日本大百科全書(ニッポニカ) の解説
アルトマン(Sidney Altman)
あるとまん
Sidney Altman
(1939―2022)
アメリカの生物学者。カナダのモントリオールに生まれる。アメリカに渡り、マサチューセッツ工科大学(MIT)で物理学を学び、1960年卒業、コロンビア大学を経て、コロラド大学で専攻を分子生物学に変更し、1967年同大で博士号を取得した。その後、ハーバード大学、ケンブリッジ大学で研究を続け、1971年エール大学の生物学助教授につき、1980年教授に昇格した。1983年同大学学部主任、1985年エール・カレッジ(エール大学の学部課程)学部長となった。なお、1984年にアメリカの市民権を得ている。

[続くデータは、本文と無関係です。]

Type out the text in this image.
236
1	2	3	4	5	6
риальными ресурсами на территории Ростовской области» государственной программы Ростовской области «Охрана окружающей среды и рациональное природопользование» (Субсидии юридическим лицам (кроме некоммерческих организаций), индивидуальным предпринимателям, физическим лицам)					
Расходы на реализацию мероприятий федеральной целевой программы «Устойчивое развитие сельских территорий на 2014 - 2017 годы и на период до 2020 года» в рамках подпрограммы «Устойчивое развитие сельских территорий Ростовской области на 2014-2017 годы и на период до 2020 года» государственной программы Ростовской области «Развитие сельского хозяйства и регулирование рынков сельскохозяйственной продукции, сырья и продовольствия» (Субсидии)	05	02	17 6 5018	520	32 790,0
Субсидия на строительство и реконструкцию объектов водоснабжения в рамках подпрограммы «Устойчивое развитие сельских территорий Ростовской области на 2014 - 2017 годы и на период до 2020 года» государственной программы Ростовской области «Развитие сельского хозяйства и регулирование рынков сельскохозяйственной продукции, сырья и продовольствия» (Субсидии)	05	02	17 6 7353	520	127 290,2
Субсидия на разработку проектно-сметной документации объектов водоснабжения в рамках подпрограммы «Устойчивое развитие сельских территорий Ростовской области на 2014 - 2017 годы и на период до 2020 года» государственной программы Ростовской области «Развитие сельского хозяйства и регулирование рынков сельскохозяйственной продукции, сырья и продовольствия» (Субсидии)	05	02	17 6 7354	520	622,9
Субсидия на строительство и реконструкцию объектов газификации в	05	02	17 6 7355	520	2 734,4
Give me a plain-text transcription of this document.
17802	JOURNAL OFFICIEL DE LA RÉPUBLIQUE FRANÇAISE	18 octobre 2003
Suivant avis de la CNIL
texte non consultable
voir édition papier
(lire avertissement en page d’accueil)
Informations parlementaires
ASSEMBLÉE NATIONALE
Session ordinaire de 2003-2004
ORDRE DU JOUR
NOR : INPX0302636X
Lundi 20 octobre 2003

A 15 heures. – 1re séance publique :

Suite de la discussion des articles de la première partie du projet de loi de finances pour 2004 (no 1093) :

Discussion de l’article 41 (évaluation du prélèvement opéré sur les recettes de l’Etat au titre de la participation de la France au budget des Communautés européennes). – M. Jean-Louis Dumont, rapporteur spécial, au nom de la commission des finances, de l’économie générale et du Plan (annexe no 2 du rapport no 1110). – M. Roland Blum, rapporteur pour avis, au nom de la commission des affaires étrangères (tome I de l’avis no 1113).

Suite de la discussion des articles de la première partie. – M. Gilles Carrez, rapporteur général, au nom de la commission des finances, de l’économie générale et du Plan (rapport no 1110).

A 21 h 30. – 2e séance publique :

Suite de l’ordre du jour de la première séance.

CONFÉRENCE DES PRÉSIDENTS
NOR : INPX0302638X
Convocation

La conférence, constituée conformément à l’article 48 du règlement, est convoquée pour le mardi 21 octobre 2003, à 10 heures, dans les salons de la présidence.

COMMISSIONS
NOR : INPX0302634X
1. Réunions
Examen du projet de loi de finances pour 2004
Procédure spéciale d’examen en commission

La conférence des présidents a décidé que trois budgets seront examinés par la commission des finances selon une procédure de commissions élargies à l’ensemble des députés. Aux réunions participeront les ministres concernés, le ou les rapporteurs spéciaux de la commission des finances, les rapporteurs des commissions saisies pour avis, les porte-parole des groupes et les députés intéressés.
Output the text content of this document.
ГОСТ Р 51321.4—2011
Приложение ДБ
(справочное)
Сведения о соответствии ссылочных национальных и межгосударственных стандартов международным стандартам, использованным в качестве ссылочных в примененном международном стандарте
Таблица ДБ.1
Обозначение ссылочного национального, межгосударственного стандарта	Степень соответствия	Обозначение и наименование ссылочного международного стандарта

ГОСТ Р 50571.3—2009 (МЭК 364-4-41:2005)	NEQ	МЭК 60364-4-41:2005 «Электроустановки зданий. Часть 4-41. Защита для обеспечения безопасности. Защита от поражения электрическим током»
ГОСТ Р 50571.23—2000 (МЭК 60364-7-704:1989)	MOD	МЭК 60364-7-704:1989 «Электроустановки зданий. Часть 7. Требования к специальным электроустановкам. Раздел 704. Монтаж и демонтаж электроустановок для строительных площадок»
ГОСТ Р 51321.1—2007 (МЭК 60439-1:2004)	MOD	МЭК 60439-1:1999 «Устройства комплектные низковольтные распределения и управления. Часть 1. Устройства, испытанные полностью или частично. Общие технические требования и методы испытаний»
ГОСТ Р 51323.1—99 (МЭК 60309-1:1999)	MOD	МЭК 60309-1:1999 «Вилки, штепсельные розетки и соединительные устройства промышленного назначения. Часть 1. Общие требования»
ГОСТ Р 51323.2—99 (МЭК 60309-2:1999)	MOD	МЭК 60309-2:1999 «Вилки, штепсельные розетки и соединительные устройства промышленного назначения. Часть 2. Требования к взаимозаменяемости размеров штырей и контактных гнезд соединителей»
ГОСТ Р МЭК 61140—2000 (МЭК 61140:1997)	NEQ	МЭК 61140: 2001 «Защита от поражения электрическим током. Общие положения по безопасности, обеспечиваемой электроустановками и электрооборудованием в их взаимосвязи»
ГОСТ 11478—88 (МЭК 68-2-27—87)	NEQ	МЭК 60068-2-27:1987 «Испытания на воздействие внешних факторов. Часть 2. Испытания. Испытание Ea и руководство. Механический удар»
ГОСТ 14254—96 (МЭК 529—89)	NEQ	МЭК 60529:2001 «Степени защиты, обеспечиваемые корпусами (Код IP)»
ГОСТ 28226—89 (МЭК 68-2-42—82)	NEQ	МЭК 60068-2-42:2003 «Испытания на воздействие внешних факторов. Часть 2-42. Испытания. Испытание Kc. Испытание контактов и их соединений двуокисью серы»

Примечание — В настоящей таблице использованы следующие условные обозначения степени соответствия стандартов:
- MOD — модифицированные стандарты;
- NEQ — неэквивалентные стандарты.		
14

大腸菌を用いて細胞内にあるリボ核酸(RNA)の一種、転移RNA(tRNA)前駆体を切断加工(スプライシング)するリボヌクレアーゼPの研究を行った。リボヌクレアーゼPはRNAとタンパク質からなるが、1978年にRNA部分のみが生体触媒として機能し、スプライシングをおこすことを発見した。1982年にT・R・チェックがまったく別の方法で、同様にRNA自体に生体触媒作用があることを発見したことを受けて、さらなる研究を進め、1983年にリボヌクレアーゼPのRNAが試験管内でtRNA前駆体を正しい位置でスプライシングすることを証明した。この業績によって、1989年にノーベル化学賞をチェックとともに受賞した。